If you’re like most Americans, you probably aren’t doing anything at all. That wasn’t always the case. It used to be that Italian-Americans saw Columbus Day as an opportunity to honor their heritage, complete with parades and other festivities.
A handful of such parades survive, but they’re few and far between. San Francisco’s Columbus Day Parade, which has been running continuously since 1868, has been the “Italian Heritage Parade” since 1994 with Queen Isabella usurping Christopher Columbus as the historical life of the party.

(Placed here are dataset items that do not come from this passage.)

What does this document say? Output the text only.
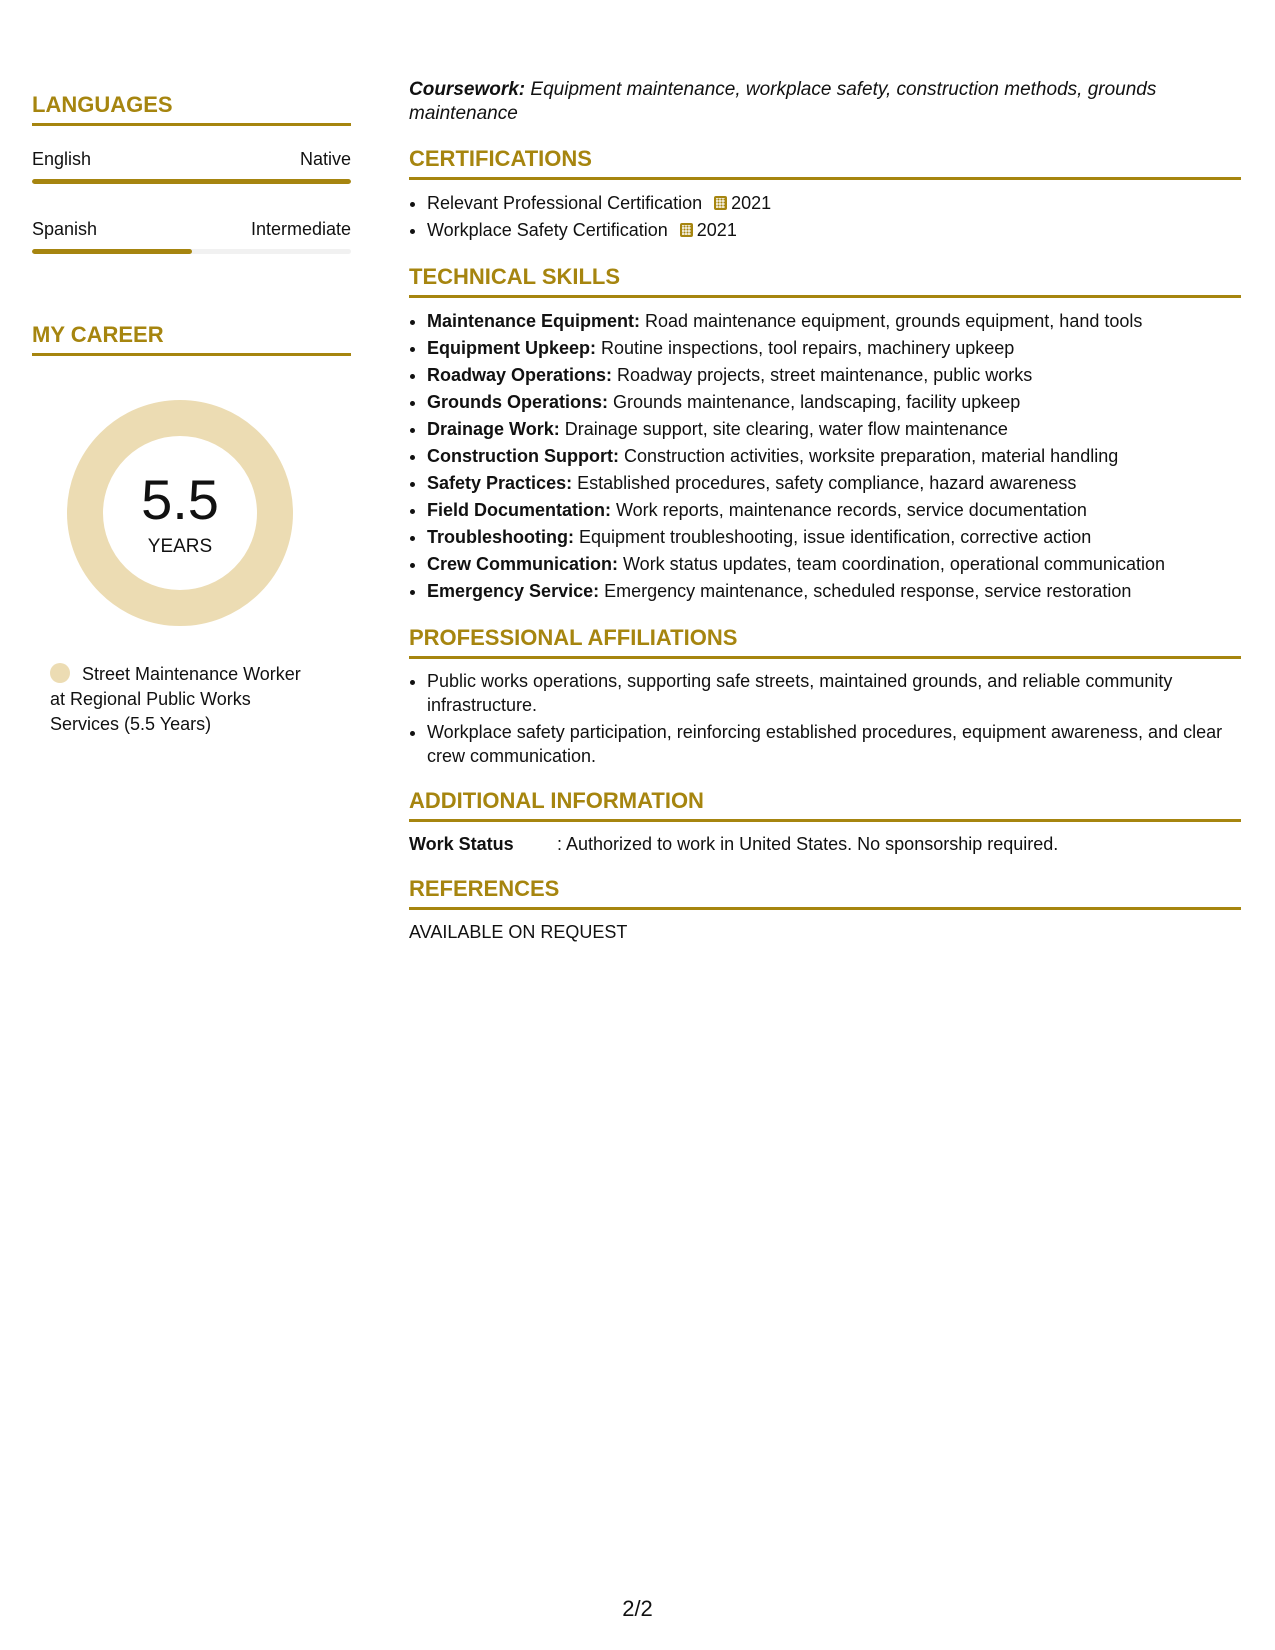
LANGUAGES
English	Native
Spanish	Intermediate
MY CAREER
5.5
YEARS
Street Maintenance Worker at Regional Public Works Services (5.5 Years)

Coursework: Equipment maintenance, workplace safety, construction methods, grounds maintenance

CERTIFICATIONS
• Relevant Professional Certification 2021
• Workplace Safety Certification 2021
TECHNICAL SKILLS
• Maintenance Equipment: Road maintenance equipment, grounds equipment, hand tools
• Equipment Upkeep: Routine inspections, tool repairs, machinery upkeep
• Roadway Operations: Roadway projects, street maintenance, public works
• Grounds Operations: Grounds maintenance, landscaping, facility upkeep
• Drainage Work: Drainage support, site clearing, water flow maintenance
• Construction Support: Construction activities, worksite preparation, material handling
• Safety Practices: Established procedures, safety compliance, hazard awareness
• Field Documentation: Work reports, maintenance records, service documentation
• Troubleshooting: Equipment troubleshooting, issue identification, corrective action
• Crew Communication: Work status updates, team coordination, operational communication
• Emergency Service: Emergency maintenance, scheduled response, service restoration
PROFESSIONAL AFFILIATIONS
• Public works operations, supporting safe streets, maintained grounds, and reliable community infrastructure.
• Workplace safety participation, reinforcing established procedures, equipment awareness, and clear crew communication.
ADDITIONAL INFORMATION
Work Status	: Authorized to work in United States. No sponsorship required.
REFERENCES
AVAILABLE ON REQUEST
2/2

As a holiday, Columbus Day has been badly eclipsed
The reality is that Columbus Day has been sadly eclipsed. Several states refuse to observe it at all, while several others have replaced it with makeshift holidays of their own. The most popular replacement seems to be Indigenous Peoples’ Day, which is now observed by the state of Vermont and South Dakota, as well as dozens of cities across the country.
The most recent convert away from Columbus-ism is Salt Lake City, Utah, which will celebrate Indigenous Peoples’ Day for the first time this year. Their city council unanimously voted to support the new designation just days before the usual Columbus Day non-celebrations were slated not to begin.

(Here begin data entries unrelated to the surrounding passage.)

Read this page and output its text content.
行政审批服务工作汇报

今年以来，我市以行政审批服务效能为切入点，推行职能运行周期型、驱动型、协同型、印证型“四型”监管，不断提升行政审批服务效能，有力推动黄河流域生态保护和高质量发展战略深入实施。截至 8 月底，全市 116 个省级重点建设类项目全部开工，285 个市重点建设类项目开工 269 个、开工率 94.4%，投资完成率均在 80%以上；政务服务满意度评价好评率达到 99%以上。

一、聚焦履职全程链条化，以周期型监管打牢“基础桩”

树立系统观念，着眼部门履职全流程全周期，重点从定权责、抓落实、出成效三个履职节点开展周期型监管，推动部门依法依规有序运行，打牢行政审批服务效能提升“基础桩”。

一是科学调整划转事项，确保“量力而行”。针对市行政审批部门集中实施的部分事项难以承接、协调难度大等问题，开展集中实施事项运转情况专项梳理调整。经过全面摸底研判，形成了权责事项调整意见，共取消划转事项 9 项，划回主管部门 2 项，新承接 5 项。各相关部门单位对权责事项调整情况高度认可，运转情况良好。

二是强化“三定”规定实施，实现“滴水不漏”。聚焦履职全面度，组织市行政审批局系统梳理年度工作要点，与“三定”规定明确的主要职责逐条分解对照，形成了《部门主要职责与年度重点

“This change, while symbolic, is about recognizing the contributions, history and sacrifices made by the original inhabitants of the area,” said Moroni Benally, co-founder of the Utah League of Native American Voters. “It is about correcting history and building a stronger country.”

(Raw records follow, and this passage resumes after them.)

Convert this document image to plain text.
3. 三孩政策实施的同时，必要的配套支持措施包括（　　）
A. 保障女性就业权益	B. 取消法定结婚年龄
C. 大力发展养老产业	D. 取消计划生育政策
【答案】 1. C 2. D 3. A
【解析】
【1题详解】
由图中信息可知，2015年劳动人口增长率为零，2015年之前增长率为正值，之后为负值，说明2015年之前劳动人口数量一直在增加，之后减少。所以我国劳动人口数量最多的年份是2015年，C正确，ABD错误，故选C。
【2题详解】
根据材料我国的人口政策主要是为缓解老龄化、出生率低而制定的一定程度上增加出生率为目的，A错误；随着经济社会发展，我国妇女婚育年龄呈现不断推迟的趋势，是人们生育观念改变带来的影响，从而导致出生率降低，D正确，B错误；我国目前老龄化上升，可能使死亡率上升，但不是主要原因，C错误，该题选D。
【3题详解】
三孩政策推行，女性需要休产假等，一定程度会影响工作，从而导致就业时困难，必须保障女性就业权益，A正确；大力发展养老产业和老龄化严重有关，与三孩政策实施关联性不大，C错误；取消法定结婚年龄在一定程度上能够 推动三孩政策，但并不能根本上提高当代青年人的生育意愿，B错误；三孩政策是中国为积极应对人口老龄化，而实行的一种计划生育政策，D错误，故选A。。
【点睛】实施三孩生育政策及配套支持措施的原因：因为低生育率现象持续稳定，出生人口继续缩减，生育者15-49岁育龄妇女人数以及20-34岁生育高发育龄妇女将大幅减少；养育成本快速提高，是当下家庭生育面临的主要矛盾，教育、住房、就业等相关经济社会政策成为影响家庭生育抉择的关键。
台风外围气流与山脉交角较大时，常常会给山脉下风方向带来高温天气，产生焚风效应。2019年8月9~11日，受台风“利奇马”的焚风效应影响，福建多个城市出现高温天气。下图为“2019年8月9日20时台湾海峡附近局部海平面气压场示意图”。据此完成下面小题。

Correcting history, or politically correct history?
The move to “correct” history is gaining momentum, as the conventional historical consensus is that Christopher Columbus was not a great explorer who discovered America, but rather a genocidal monster who should be despised alongside all despots and tyrants on the ash heap of history.
The recent controversy over confederate statues in Virginia has sparked calls for all memorials to Columbus to suffer a similar fate. Canadian writer Stephen Marche wrote an op-ed for the Los Angeles Times where he called for the famous statue in the heart of New York City to come down. “A blank at the heart of Columbus Circle where a person once stood would suit our moment perfectly,” he said.
That would be the easy part. Expunging all references to Columbus from American civic life would also require renaming the country’s capitol, as “District of Columbia” would likely be unable to survive the purge, too. The fact is that Christopher Columbus, for good or ill, is still at the center of American history
One-sided depictions of historical figures do us a disservice
And while he was by no means the secular saint depicted in hagiographies of previous centuries, it is also wrong to portray him as a 15th Century Hitler. One-sided depictions of historical figures do a disservice to our understanding of the past, as they’re inaccurate by definition, regardless of which side you pick.
Outrage over Columbus seems misplaced when apathy seems to be doing the job all on its own. Indifference is the true spirit of Columbus Day. Remember that when you go to your mailbox today and wonder why there’s nothing there.